Soi Dog took issue to the Vietnamese National Assembly
Estimating that as many as five million dogs and one million cats per year are killed for human consumption in Vietnam each year, the Soi Dog Foundation in July 2023 “participated in a roundtable discussion with [members of] the Vietnamese National Assembly “to discuss a roadmap for ending the trade, starting with Hanoi,” Bryant added.
“It was the first time,” Bryant said, “that the trade and consumption of dogs and cats had been deliberated upon at this level of government.”
The Soi Dog Foundation has since 2013 housed and provided veterinary care for more than 16,400 dogs impounded from dog meat dealers and traffickers, chiefly in Thailand, where the dog meat trade is illegal but where dealers formerly exported dogs for human consumption in Vietnam, Laos, Cambodia, and China.
(See Viet shelter sold dogs for meat; U.S. shelters sold dogs to fighters and Soi Dog Foundation shuts down a Vietnamese cat slaughterhouse.)
Humane Society International shuts down dealer
Bryant sent the Soi Dog Foundation media release about rabies control efforts in Vietnam three days after Humane Society of the U.S. president Kitty Block posted that the HSUS subsidiary Humane Society International had bought out and shut down a major Vietnamese dog meat dealer, who over the past seven years had “bought, sold, and slaughtered as many as 20,000 dogs.
The Vietnamese dealer, the 18th dog meat dealer that Humane Society International claims to have put out of business in the past decade, mostly in South Korea, turned over to HSI 44 caged dogs who will now be rehabilitated for adoption.

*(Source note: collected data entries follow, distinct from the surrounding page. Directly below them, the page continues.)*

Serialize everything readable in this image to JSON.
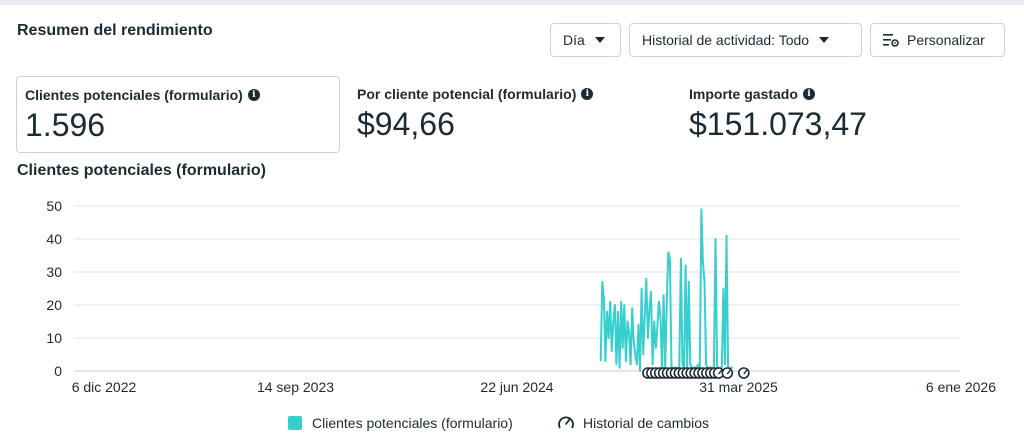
{
  "header": {
    "title": "Resumen del rendimiento",
    "day_label": "Día",
    "history_label": "Historial de actividad: Todo",
    "customize_label": "Personalizar"
  },
  "metrics": [
    {
      "label": "Clientes potenciales (formulario)",
      "value": "1.596"
    },
    {
      "label": "Por cliente potencial (formulario)",
      "value": "$94,66"
    },
    {
      "label": "Importe gastado",
      "value": "$151.073,47"
    }
  ],
  "chart_title": "Clientes potenciales (formulario)",
  "legend": {
    "series_label": "Clientes potenciales (formulario)",
    "history_label": "Historial de cambios"
  },
  "colors": {
    "series": "#37cfce",
    "text": "#1c2b33",
    "grid": "#dfe3e8"
  },
  "chart_data": {
    "type": "line",
    "title": "",
    "xlabel": "",
    "ylabel": "",
    "ylim": [
      0,
      50
    ],
    "yticks": [
      0,
      10,
      20,
      30,
      40,
      50
    ],
    "xticks": [
      "6 dic 2022",
      "14 sep 2023",
      "22 jun 2024",
      "31 mar 2025",
      "6 ene 2026"
    ],
    "xlim": [
      "2022-12-06",
      "2026-01-06"
    ],
    "grid": true,
    "legend_position": "bottom",
    "series": [
      {
        "name": "Clientes potenciales (formulario)",
        "x": [
          "2024-10-06",
          "2024-10-08",
          "2024-10-10",
          "2024-10-12",
          "2024-10-14",
          "2024-10-16",
          "2024-10-18",
          "2024-10-20",
          "2024-10-22",
          "2024-10-24",
          "2024-10-26",
          "2024-10-28",
          "2024-10-30",
          "2024-11-01",
          "2024-11-03",
          "2024-11-05",
          "2024-11-07",
          "2024-11-09",
          "2024-11-11",
          "2024-11-13",
          "2024-11-15",
          "2024-11-17",
          "2024-11-19",
          "2024-11-21",
          "2024-11-23",
          "2024-11-25",
          "2024-11-27",
          "2024-11-29",
          "2024-12-01",
          "2024-12-03",
          "2024-12-05",
          "2024-12-07",
          "2024-12-09",
          "2024-12-11",
          "2024-12-13",
          "2024-12-15",
          "2024-12-17",
          "2024-12-19",
          "2024-12-21",
          "2024-12-23",
          "2024-12-25",
          "2024-12-27",
          "2024-12-29",
          "2024-12-31",
          "2025-01-02",
          "2025-01-04",
          "2025-01-06",
          "2025-01-08",
          "2025-01-10",
          "2025-01-12",
          "2025-01-14",
          "2025-01-16",
          "2025-01-18",
          "2025-01-20",
          "2025-01-22",
          "2025-01-24",
          "2025-01-26",
          "2025-01-28",
          "2025-01-30",
          "2025-02-01",
          "2025-02-03",
          "2025-02-05",
          "2025-02-07",
          "2025-02-09",
          "2025-02-11",
          "2025-02-13",
          "2025-02-15",
          "2025-02-17",
          "2025-02-19",
          "2025-02-21",
          "2025-02-23",
          "2025-02-25",
          "2025-02-27",
          "2025-03-01",
          "2025-03-03",
          "2025-03-05",
          "2025-03-07",
          "2025-03-09",
          "2025-03-11",
          "2025-03-13",
          "2025-03-15",
          "2025-03-17",
          "2025-03-19",
          "2025-03-21",
          "2025-03-23"
        ],
        "y": [
          3,
          27,
          22,
          3,
          18,
          10,
          21,
          6,
          15,
          20,
          2,
          18,
          1,
          21,
          7,
          20,
          3,
          15,
          12,
          2,
          19,
          9,
          5,
          2,
          14,
          0,
          25,
          5,
          17,
          28,
          10,
          19,
          24,
          2,
          15,
          7,
          13,
          21,
          16,
          1,
          23,
          1,
          21,
          36,
          34,
          1,
          1,
          1,
          1,
          1,
          1,
          34,
          2,
          1,
          32,
          1,
          27,
          2,
          1,
          1,
          1,
          1,
          2,
          1,
          49,
          33,
          27,
          2,
          1,
          1,
          1,
          1,
          1,
          40,
          1,
          1,
          1,
          1,
          25,
          2,
          41,
          1,
          1,
          1,
          1
        ]
      }
    ],
    "history_markers": [
      "2024-12-05",
      "2024-12-10",
      "2024-12-15",
      "2024-12-20",
      "2024-12-25",
      "2024-12-30",
      "2025-01-04",
      "2025-01-09",
      "2025-01-14",
      "2025-01-19",
      "2025-01-24",
      "2025-01-29",
      "2025-02-03",
      "2025-02-08",
      "2025-02-13",
      "2025-02-18",
      "2025-02-23",
      "2025-02-28",
      "2025-03-05",
      "2025-03-16",
      "2025-04-06"
    ]
  }
}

The Humane Society International campaign began under Block, who headed Humane Society International before her 2018 promotion to the Humane Society of the U.S. presidency.

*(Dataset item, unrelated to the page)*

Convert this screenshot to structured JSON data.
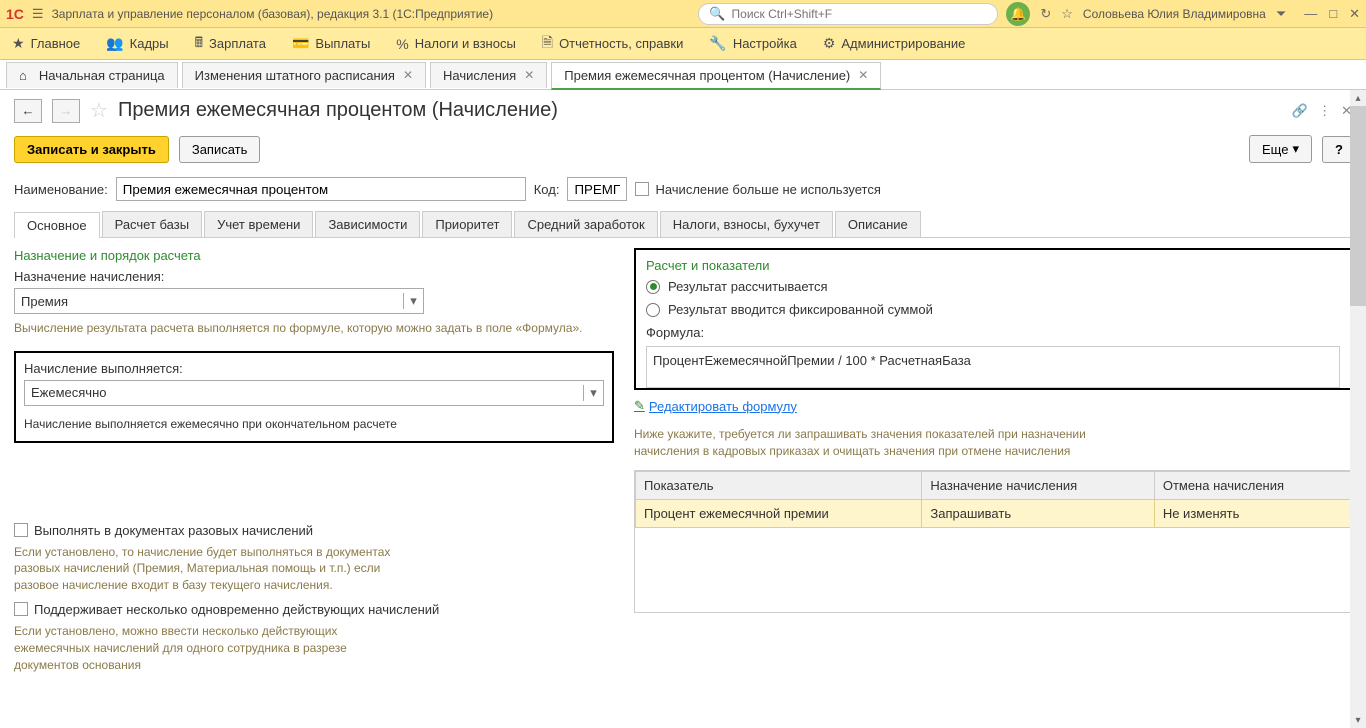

All of this is all true and so so gross. I remember once in Hong Kong in 1996 when I was getting exported due to the takeover by the CCP; I remember seeing rows and rows of puppy cages full of dogs of all types lined up at the Shenzhen Train Station. I asked my guide if the people around here were fond of dogs (assuming pet store shipments). He laughed and said Yeah, for dinner. I walked up to the 8-foot-high and 30-foot-long stack of doggies and could not fathom them all as burgers or stir-fry. That scene would be too horrific. So I just tickled as many ears as I could before departing and wished them all well, as dim-sum.
Jigs you’ll be happy to know that in 2020 China’s city of Shenzhen passed a law to ban the consumption and production of dog and cat meat, the first city in mainland China to do so.

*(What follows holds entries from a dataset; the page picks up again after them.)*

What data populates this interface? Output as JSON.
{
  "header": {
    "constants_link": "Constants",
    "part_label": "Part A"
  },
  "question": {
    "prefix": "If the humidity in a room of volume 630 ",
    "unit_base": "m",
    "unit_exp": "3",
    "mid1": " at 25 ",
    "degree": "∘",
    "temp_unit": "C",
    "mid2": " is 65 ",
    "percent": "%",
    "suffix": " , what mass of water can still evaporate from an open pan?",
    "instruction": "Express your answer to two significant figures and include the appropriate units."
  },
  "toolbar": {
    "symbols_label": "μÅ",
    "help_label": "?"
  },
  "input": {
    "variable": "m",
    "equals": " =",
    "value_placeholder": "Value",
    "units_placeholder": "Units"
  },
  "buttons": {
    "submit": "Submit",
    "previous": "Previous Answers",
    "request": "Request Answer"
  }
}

I can’t even put into words my feelings toward anyone that would harm a cat.
Goes to show you that humans will devour every/any animal, none spared. Just think EIGHT BILLION flesh-eating humans devouring all animals! Makes me wonder about “environmentalists” fighting for wildlife conservation, and I think of the American bison:
Q. Why were the American Bison almost wiped out in the 1800’s?
A. In an increasingly consumerist society during the 19th century…bison were hunted to the brink of extinction by frontier whites. Commodities, mainly bison hides for jackets and leather, were extremely popular, profitable and fashionable back in the eastern regions of the United States.
“Saved” from extinction, today they are being hunted and “raised” on ranches for human consumption. What an ignoble species we humans are!
Actually bison were nearly hunted to extinction on the Great Plains as part of a post-U.S. Civil War military strategy to subjugate the mounted Native American tribes who followed the herds by removing their means of sustenance, thereby opening the Great Plains to agrarian settlement. Finding economic uses for bison remains, including bones as well as hides, largely followed the introduction of the killing policy. Before that, and before the rapid expansion of railways that followed the U.S. Civil War, transporting bison hides and bones long distances was economically prohibitive.